La route nationale numéro un (RN1), principal corridor reliant Kinshasa au Kongo Central, se détériore progressivement sur le tronçon compris entre Mbanza-Ngungu et Lukala. Malgré le paiement systématique du péage par les usagers, l’état de la chaussée suscite de plus en plus d’inquiétudes.
Des nids de poule persistants malgré les travaux
Sur plusieurs sections, les nids de poule se multiplient, rendant la circulation difficile et risquée. Pourtant, des travaux sont en cours depuis quelque temps. Entre Lukala et Kwilu-Ngongo, des buses ont notamment été installées pour améliorer l’évacuation des eaux de pluie. Des efforts visibles, mais jugés insuffisants face à la dégradation globale de la route.

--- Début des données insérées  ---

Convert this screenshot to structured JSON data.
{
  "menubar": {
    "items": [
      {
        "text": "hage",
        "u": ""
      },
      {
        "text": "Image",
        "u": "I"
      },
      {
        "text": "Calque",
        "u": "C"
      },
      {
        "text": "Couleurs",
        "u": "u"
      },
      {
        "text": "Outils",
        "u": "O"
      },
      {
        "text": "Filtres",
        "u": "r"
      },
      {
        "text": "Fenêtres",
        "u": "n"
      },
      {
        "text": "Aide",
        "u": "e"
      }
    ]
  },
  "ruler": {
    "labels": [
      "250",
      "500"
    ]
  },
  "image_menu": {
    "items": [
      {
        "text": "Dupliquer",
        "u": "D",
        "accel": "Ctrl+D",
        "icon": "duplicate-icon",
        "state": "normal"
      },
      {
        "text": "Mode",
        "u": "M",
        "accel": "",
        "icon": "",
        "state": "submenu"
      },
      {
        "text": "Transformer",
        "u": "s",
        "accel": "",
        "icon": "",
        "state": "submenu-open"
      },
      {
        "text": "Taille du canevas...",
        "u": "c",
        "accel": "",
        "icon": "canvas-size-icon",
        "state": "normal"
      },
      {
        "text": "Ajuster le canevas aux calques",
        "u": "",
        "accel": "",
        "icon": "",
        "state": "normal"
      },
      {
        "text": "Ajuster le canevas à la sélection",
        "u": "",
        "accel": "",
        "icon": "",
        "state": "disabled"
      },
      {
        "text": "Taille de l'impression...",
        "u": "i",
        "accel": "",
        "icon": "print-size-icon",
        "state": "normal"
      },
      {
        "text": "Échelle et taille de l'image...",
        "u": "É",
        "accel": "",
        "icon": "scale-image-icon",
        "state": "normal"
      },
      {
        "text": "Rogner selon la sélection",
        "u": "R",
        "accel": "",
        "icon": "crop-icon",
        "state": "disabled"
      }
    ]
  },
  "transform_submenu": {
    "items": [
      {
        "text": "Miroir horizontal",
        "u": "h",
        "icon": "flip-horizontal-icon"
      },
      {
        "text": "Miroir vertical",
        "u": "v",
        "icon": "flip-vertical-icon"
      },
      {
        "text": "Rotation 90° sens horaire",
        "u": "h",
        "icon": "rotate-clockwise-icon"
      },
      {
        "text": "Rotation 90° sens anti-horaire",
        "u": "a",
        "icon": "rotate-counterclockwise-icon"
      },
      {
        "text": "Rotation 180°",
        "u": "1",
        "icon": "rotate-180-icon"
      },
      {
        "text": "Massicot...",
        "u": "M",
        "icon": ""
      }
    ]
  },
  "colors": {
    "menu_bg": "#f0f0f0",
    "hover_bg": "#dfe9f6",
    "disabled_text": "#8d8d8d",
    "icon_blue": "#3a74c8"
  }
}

Des épaves abandonnées, un danger permanent
Autre source de préoccupation : la présence d’épaves de véhicules accidentés abandonnées sur la chaussée ou à ses abords. Ces carcasses constituent un véritable piège pour les automobilistes, surtout en l’absence d’un service chargé de leur évacuation rapide. Plusieurs usagers dénoncent un laisser-aller qui met en danger la vie des conducteurs et des passagers.
Embouteillages et absence d’assistance routière
La RN1, limitée à deux voies (aller-retour), est régulièrement sujette à des embouteillages. Ceux-ci sont souvent causés par des pannes ou des accidents, aggravés par l’absence d’un dispositif d’intervention efficace pour fluidifier le trafic. Dans certains cas, les automobilistes passent des heures à attendre le dégagement de la voie.
Kasangulu : des travaux sans déviation
À
Kasangulu, où des travaux de réhabilitation sont en cours, la situation est
encore plus compliquée. Aucune voie de déviation n’a été aménagée, obligeant
les véhicules à circuler alternativement sur une seule bande. Une organisation
qui ralentit fortement le trafic et accentue les désagréments pour les usagers.
Un contraste décrié avec Kinshasa
Pendant
ce temps, à Kinshasa, des opérations de remorquage ciblent régulièrement des
véhicules en bon état pour des cas de stationnement jugé irrégulier. Une
pratique que certains conducteurs estiment plus lucrative qu’efficace, surtout
lorsqu’on la compare à l’absence d’intervention sur les épaves abandonnées le
long de la RN1.
Face
à cette situation, de nombreux usagers appellent les autorités à renforcer
l’entretien de cet axe stratégique, à améliorer la gestion des incidents
routiers et à garantir un meilleur usage des recettes issues du péage.